Je remercie enfin la présidence sud-africaine du G20 pour son soutien dans l'organisation de cette douzième édition du Forum de Paris [cher Duncan Pieterse – le DG Trésor sud-africain].
2. Importance du Club de Paris et du multilatéralisme
J'accorde une grande importance à cette journée de réflexion annuelle sur la dette souveraine, qui rassemble emprunteurs, chercheurs, associations et créanciers, que je salue, – publics ou privés, issus du Club de Paris, du G20 ou d'autres enceintes. Cet événement incarne le multilatéralisme que nous défendons tous, comme en témoigne votre présence nombreuse.
Le thème de ce Forum le rappelle : gouverner, ce n'est pas seulement réagir, c'est anticiper. Comme l'a parfaitement souligné Kristalina Georgieva, il est bien plus coûteux de restructurer une dette que de prévenir un défaut.
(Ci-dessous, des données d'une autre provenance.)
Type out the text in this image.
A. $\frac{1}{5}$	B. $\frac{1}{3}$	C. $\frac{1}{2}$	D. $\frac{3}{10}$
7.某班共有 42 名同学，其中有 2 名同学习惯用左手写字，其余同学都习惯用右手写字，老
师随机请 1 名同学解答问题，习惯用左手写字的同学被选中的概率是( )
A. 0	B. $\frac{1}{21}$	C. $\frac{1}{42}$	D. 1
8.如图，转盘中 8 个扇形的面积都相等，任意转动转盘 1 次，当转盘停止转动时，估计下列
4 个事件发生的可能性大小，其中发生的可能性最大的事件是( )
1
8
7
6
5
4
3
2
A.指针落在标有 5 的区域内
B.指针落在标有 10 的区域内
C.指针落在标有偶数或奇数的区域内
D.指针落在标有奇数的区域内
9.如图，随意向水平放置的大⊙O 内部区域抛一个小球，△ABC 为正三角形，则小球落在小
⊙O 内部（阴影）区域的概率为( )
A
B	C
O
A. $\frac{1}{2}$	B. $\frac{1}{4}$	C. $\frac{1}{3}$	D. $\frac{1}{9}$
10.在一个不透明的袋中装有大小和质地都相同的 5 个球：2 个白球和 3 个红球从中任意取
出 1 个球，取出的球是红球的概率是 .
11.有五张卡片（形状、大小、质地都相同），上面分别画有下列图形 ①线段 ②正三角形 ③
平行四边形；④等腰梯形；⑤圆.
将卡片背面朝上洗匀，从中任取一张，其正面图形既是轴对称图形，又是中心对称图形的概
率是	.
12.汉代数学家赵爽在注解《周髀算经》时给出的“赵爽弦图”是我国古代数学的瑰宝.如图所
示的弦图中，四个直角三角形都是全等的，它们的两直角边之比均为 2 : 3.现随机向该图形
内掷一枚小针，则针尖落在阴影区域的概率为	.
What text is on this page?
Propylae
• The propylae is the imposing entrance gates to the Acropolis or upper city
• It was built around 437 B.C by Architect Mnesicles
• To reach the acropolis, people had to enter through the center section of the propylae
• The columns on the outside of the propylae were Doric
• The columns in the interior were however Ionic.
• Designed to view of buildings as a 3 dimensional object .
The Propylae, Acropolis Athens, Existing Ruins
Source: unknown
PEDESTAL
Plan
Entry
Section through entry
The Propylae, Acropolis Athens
Or, le Club agit activement, en amont des restructurations, grâce à ses échanges réguliers avec le FMI et la Banque mondiale, ainsi qu'avec des chercheurs et think-tanks.
3. L'enjeu majeur d'une réponse efficace à la dette
La dette représente un enjeu majeur pour tous les pays souverains, peu importe leur taille ou leur économie.
• Les économies les plus développées sont, elles aussi, confrontées à des conditions de financement moins favorables. Nous devons agir pour garantir la soutenabilité de la dette. Je m'y emploie personnellement pour la France, en réduisant le déficit public, en menant des réformes structurelles pour libérer la croissance, et en assurant la qualité de nos dépenses publiques.
• Les pays en développement rencontrent des défis similaires, redoublés par une mobilisation plus faible des ressources internes et un accès inégal aux marchés.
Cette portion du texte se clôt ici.